So we need another approach. One idea is, for strings with 2 or more characters,
to go through the characters one at a time and then use `in` to make sure it
doesn't appear in any of the characters after it:

In [15]:
def all_chars_different(s):
    """Returns True if all characters are different, False otherwise.
    Returns True for the empty string.
    """
    n = len(s)
    if n <= 1:
        return True
    
    for i in range(n):
        if s[i] in s[i+1:]:
            return False
    return True

print(all_chars_different('aabb'))    # False
print(all_chars_different('abCd'))    # True
print(all_chars_different('m'))       # True
print(all_chars_different('abcdae'))  # False

False
True
True
False


`s[i+1:]` is a slice starting at the first character *after* `s[i]` and
continuing to the end of the string. In other words, `s[i+1:]` is all the
characters after `s[i]`.

## Example: Checking for Long Lines

A common restriction in Python source code is that each line of code ought to be
no more than, say, 100 characters long. Long lines can make code harder to read.
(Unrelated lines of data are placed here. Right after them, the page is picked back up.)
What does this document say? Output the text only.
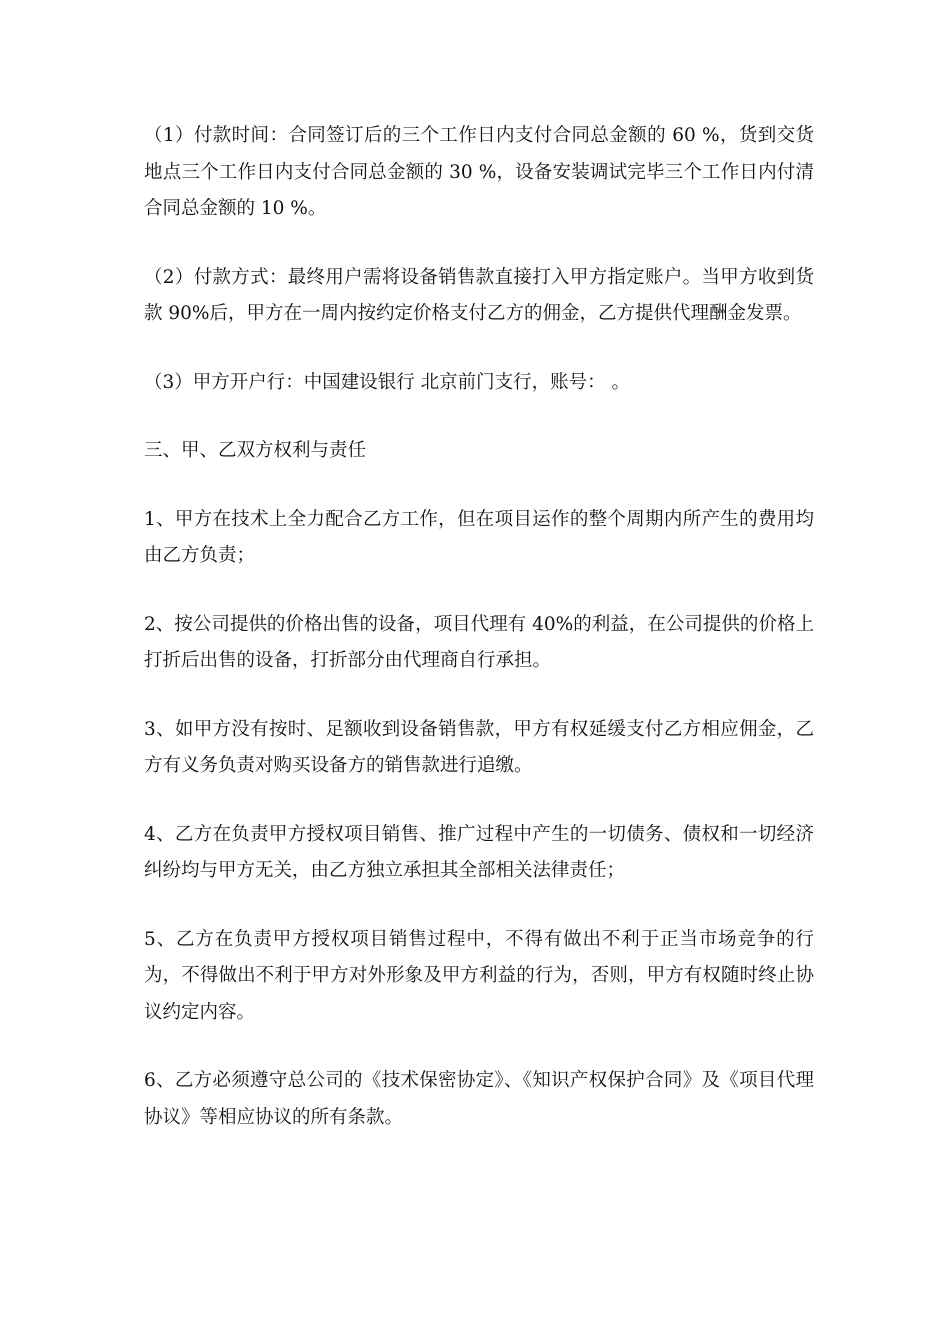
（1）付款时间：合同签订后的三个工作日内支付合同总金额的 60 %，货到交货地点三个工作日内支付合同总金额的 30 %，设备安装调试完毕三个工作日内付清合同总金额的 10 %。

（2）付款方式：最终用户需将设备销售款直接打入甲方指定账户。当甲方收到货款 90%后，甲方在一周内按约定价格支付乙方的佣金，乙方提供代理酬金发票。

（3）甲方开户行：中国建设银行 北京前门支行，账号： 。

三、甲、乙双方权利与责任

1、甲方在技术上全力配合乙方工作，但在项目运作的整个周期内所产生的费用均由乙方负责；

2、按公司提供的价格出售的设备，项目代理有 40%的利益，在公司提供的价格上打折后出售的设备，打折部分由代理商自行承担。

3、如甲方没有按时、足额收到设备销售款，甲方有权延缓支付乙方相应佣金，乙方有义务负责对购买设备方的销售款进行追缴。

4、乙方在负责甲方授权项目销售、推广过程中产生的一切债务、债权和一切经济纠纷均与甲方无关，由乙方独立承担其全部相关法律责任；

5、乙方在负责甲方授权项目销售过程中，不得有做出不利于正当市场竞争的行为，不得做出不利于甲方对外形象及甲方利益的行为，否则，甲方有权随时终止协议约定内容。

6、乙方必须遵守总公司的《技术保密协定》、《知识产权保护合同》及《项目代理协议》等相应协议的所有条款。
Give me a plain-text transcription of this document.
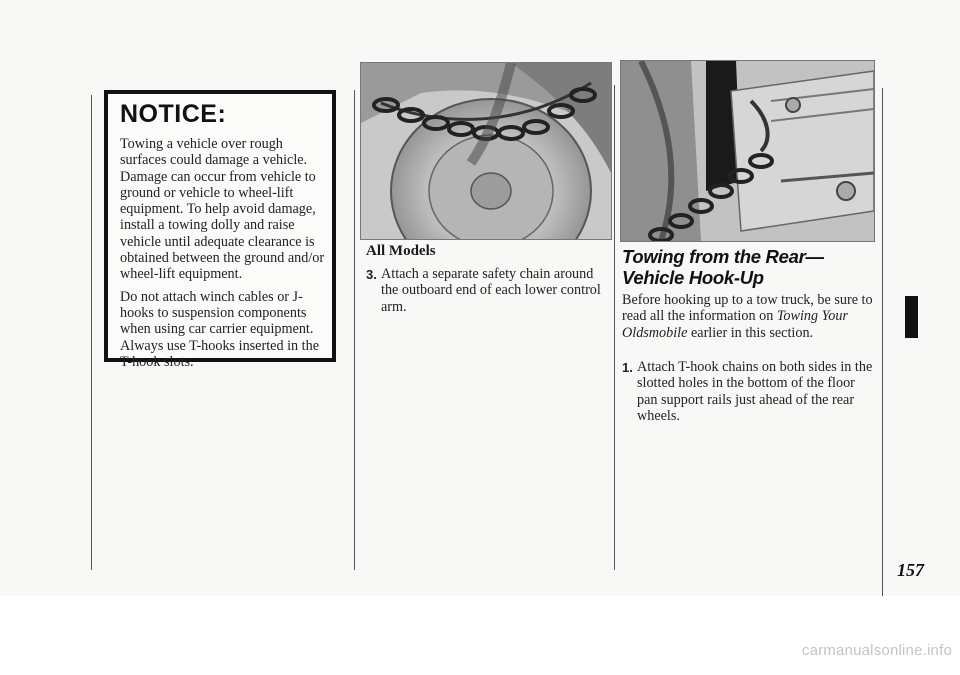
NOTICE:

Towing a vehicle over rough surfaces could damage a vehicle. Damage can occur from vehicle to ground or vehicle to wheel-lift equipment. To help avoid damage, install a towing dolly and raise vehicle until adequate clearance is obtained between the ground and/or wheel-lift equipment.

Do not attach winch cables or J-hooks to suspension components when using car carrier equipment. Always use T-hooks inserted in the T-hook slots.

All Models
3. Attach a separate safety chain around the outboard end of each lower control arm.
Towing from the Rear—Vehicle Hook-Up
Before hooking up to a tow truck, be sure to read all the information on Towing Your Oldsmobile earlier in this section.
1. Attach T-hook chains on both sides in the slotted holes in the bottom of the floor pan support rails just ahead of the rear wheels.
157
carmanualsonline.info
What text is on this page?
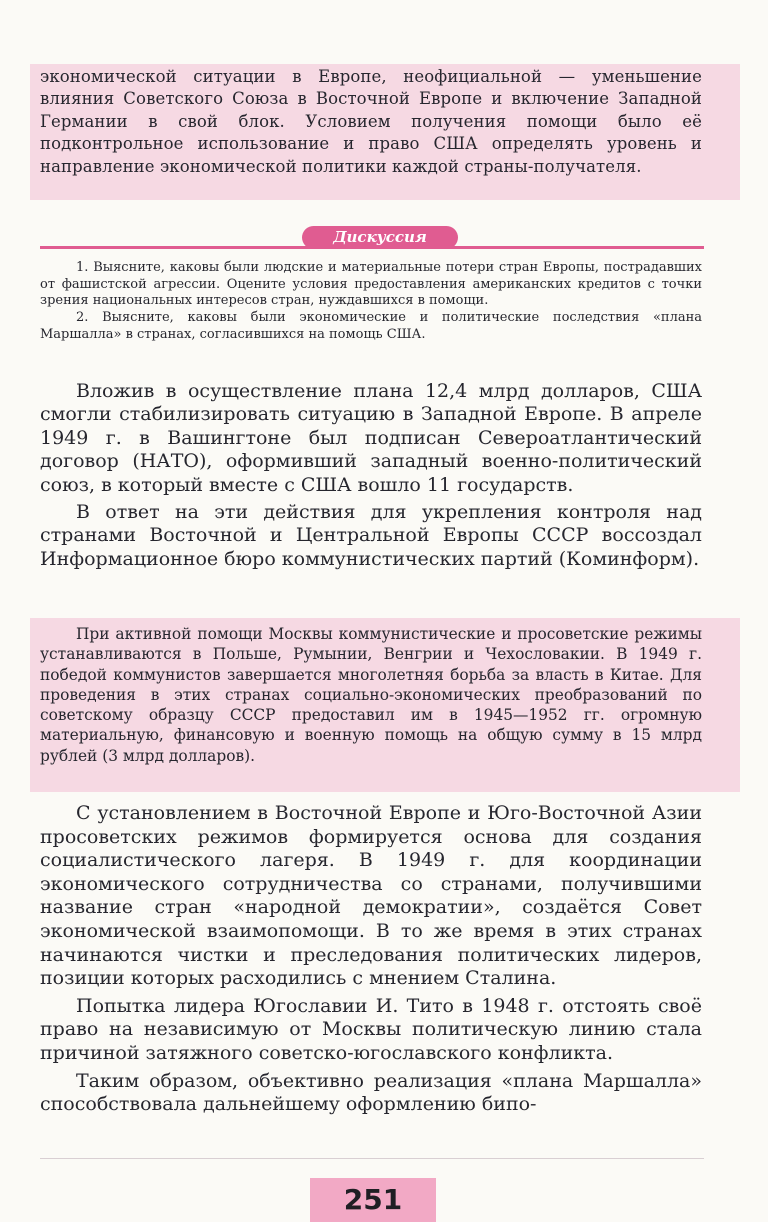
экономической ситуации в Европе, неофициальной — уменьшение влияния Советского Союза в Восточной Европе и включение Западной Германии в свой блок. Условием получения помощи было её подконтрольное использование и право США определять уровень и направление экономической политики каждой страны-получателя.
Дискуссия
1. Выясните, каковы были людские и материальные потери стран Европы, пострадавших от фашистской агрессии. Оцените условия предоставления американских кредитов с точки зрения национальных интересов стран, нуждавшихся в помощи.
2. Выясните, каковы были экономические и политические последствия «плана Маршалла» в странах, согласившихся на помощь США.

Вложив в осуществление плана 12,4 млрд долларов, США смогли стабилизировать ситуацию в Западной Европе. В апреле 1949 г. в Вашингтоне был подписан Североатлантический договор (НАТО), оформивший западный военно-политический союз, в который вместе с США вошло 11 государств.

В ответ на эти действия для укрепления контроля над странами Восточной и Центральной Европы СССР воссоздал Информационное бюро коммунистических партий (Коминформ).

При активной помощи Москвы коммунистические и просоветские режимы устанавливаются в Польше, Румынии, Венгрии и Чехословакии. В 1949 г. победой коммунистов завершается многолетняя борьба за власть в Китае. Для проведения в этих странах социально-экономических преобразований по советскому образцу СССР предоставил им в 1945—1952 гг. огромную материальную, финансовую и военную помощь на общую сумму в 15 млрд рублей (3 млрд долларов).

С установлением в Восточной Европе и Юго-Восточной Азии просоветских режимов формируется основа для создания социалистического лагеря. В 1949 г. для координации экономического сотрудничества со странами, получившими название стран «народной демократии», создаётся Совет экономической взаимопомощи. В то же время в этих странах начинаются чистки и преследования политических лидеров, позиции которых расходились с мнением Сталина.

Попытка лидера Югославии И. Тито в 1948 г. отстоять своё право на независимую от Москвы политическую линию стала причиной затяжного советско-югославского конфликта.

Таким образом, объективно реализация «плана Маршалла» способствовала дальнейшему оформлению бипо-

251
So lets write some code that detects long lines in a given text file. The basic
idea is this:

- open the file you want to check
- for each line in the file, do this:
  - if it's longer than 100 characters, then print it

To read file in Python you first open it:

```python
file = open('filename.txt')
```

Then you can read the file line by line with a for-loop:

```python
for line in file:
    print(line)
```

A subtle detail here is that the string `line` will usually have a `'\n'`
character at the end. This is a newline character, and it's how Python knows to
start a new line when printing the string. We never want to count `\n` when
counting line length, so we will remove it using this helper function:

In [None]:
def chop(s):
    """Removes 1 trailing '\n' from s (if there is one).
    """
    if s == '':
        return s
    elif s[-1] == '\n':
        return s[:-1]
    else:
        return s

Now we can write a function that prints all the long lines in a given file:

In [16]:
def print_long_lines(filename, max_len):
    """Prints the lines in filename that are longer than max_len characters.
    """
    file = open(filename)
    for line in file:
        line = chop(line)  # remove trailing '\n' (if any)
        n = len(line) # or to count tabs as 4 spaces: n = len(line) + 3*line.count('\t')
        if n > max_len:
            print(line)

print_long_lines('some_long_lines.py', 100)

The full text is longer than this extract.